Aucune accusation n’a encore été déposée contre Michael Kovrig, un ancien diplomate, et Michael Spavor, un entrepreneur, mais Pékin a dit soupçonner les deux hommes d’avoir menacé la sécurité nationale chinoise.

Les autorités chinoises ont le pouvoir de les interroger jusqu’à six mois pour monter leur dossier. Au gouvernement canadien, on réclame leur « libération immédiate », et Justin Trudeau soulève régulièrement leur cas dans ses entretiens avec les leaders mondiaux.

« Nous maintenons nos préoccupations concernant les conditions dans lesquelles ils sont détenus. Nous avons fait part de nos préoccupations aux autorités chinoises. » — Guillaume Bérubé, porte-parole d’Affaires mondiales Canada

Et on cherche à avoir « davantage accès » aux deux hommes, ajoute M. Bérubé.

Car, depuis qu’ils ont été placés en détention, les Canadiens ont eu seulement droit à cinq petites visites de responsables consulaires canadiens, selon une compilation fournie par le gouvernement.

L’espoir d’un « miracle américain »

L’ancien ambassadeur du Canada en Chine Guy Saint-Jacques craint que les hommes ne soient pas au bout de leurs peines. « Ça risque de traîner », laisse-t-il tomber en entrevue avec La Presse.

La période d’interrogation initiale de six mois pourrait facilement être prolongée d’une autre demi-année, soit jusqu’au 10 décembre 2019, la loi chinoise étant « très flexible », soutient celui qui a été chef de mission à Pékin de 2012 à 2016.

À moins d’un « miracle », c’est ce qui se produira, puisque le dossier de Meng Wanzhou, qui conteste la demande d’extradition des Américains devant les tribunaux canadiens, ne sera vraisemblablement pas réglé d’ici là, avance M. Saint-Jacques.

« Le miracle, ce serait que, dans le cadre d’une grande entente entre Donald Trump et le président chinois, Xi Jinping, sur leurs différends commerciaux, il y ait un volet Huawei et que les Américains laissent tomber les accusations à l’endroit de Mme Meng », note-t-il.

Toujours pas d’ambassadeur

Le président des États-Unis a politisé l’affaire en affirmant que si Washington et Pékin signaient un traité commercial, il pourrait intervenir dans le dossier Huawei, laissant entendre que la femme d’affaires proche du régime de Pékin pourrait en profiter.

Cette déclaration a semé l’émoi au sein du gouvernement canadien et a aussi indirectement mené au congédiement de l’homme à qui Justin Trudeau avait confié les clés de l’ambassade à Pékin, l’ancien ministre John McCallum.

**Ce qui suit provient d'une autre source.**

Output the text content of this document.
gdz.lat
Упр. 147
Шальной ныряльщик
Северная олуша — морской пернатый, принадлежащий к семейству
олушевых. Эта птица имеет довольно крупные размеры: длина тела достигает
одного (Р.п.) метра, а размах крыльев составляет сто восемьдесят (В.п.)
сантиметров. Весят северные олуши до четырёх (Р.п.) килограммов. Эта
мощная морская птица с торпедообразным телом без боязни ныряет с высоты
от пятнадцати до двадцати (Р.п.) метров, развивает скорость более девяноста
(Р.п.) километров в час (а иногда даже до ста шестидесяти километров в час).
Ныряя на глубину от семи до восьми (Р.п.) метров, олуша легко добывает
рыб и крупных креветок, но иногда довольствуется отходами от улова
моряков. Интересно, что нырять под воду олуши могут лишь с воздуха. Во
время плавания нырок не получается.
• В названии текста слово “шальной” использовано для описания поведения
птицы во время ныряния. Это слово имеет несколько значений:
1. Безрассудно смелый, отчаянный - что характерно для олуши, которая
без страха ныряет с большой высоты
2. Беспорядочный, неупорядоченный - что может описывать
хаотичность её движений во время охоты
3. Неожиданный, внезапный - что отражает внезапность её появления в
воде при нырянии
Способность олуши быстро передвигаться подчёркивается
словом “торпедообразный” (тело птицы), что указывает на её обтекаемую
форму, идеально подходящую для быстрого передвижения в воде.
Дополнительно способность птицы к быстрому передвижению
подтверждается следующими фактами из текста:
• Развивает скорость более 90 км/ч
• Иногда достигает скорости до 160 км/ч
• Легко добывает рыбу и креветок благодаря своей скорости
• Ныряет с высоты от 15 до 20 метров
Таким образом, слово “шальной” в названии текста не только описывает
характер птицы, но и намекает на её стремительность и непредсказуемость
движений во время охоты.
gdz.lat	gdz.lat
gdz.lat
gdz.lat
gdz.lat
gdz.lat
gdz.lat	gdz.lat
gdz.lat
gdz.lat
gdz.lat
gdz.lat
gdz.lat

Le premier ministre a montré la porte à son ex-ministre le 22 janvier dernier pour le punir d’avoir affirmé que Meng Wanzhou disposait de solides arguments juridiques pour éviter l’extradition vers les États-Unis. M. McCallum n’a toujours pas été remplacé.

« Je n’étais pas favorable au congédiement de l’ancien ambassadeur. Il a dit la vérité. » — Irvin Studin, membre de la Chaire Raoul-Dandurand en études stratégiques et diplomatiques de l’UQAM

« Évidemment, il nous faut un ambassadeur, mais il nous faut un ministre des Affaires étrangères aussi », enchaîne le professeur Studin. Il estime que la ministre Chrystia Freeland est « peu à l’aise dans les affaires chinoises » et « jouit de très peu de respect à Pékin ».

Mais nommer un ambassadeur en pleine tempête diplomatique n’est pas si simple, fait remarquer Guy Saint-Jacques. « À cause du mécontentement de la Chine, il n’est pas entendu qu’ils donneraient l’agrément [à une nomination] », explique-t-il.

Il s’agit « toujours d’une préoccupation quand on a de telles tensions diplomatiques, mais ce n’est pas nécessairement la seule raison pour laquelle on n’a pas encore fait de nomination », a indiqué à La Presse une source gouvernementale.

De son côté, l’opposition exhorte le gouvernement Trudeau à agir avec davantage de célérité. « On doit avoir un ambassadeur, et très vite. Et il faut nommer un professionnel, pas un politicien de carrière », insiste le conservateur Erin O’Toole en entrevue.

« La situation devient de plus en plus problématique, et il y a fort à parier que c’est en lien avec le cas de Mme Meng, qui est encore incertain », mentionne pour sa part le néo-démocrate Guy Caron.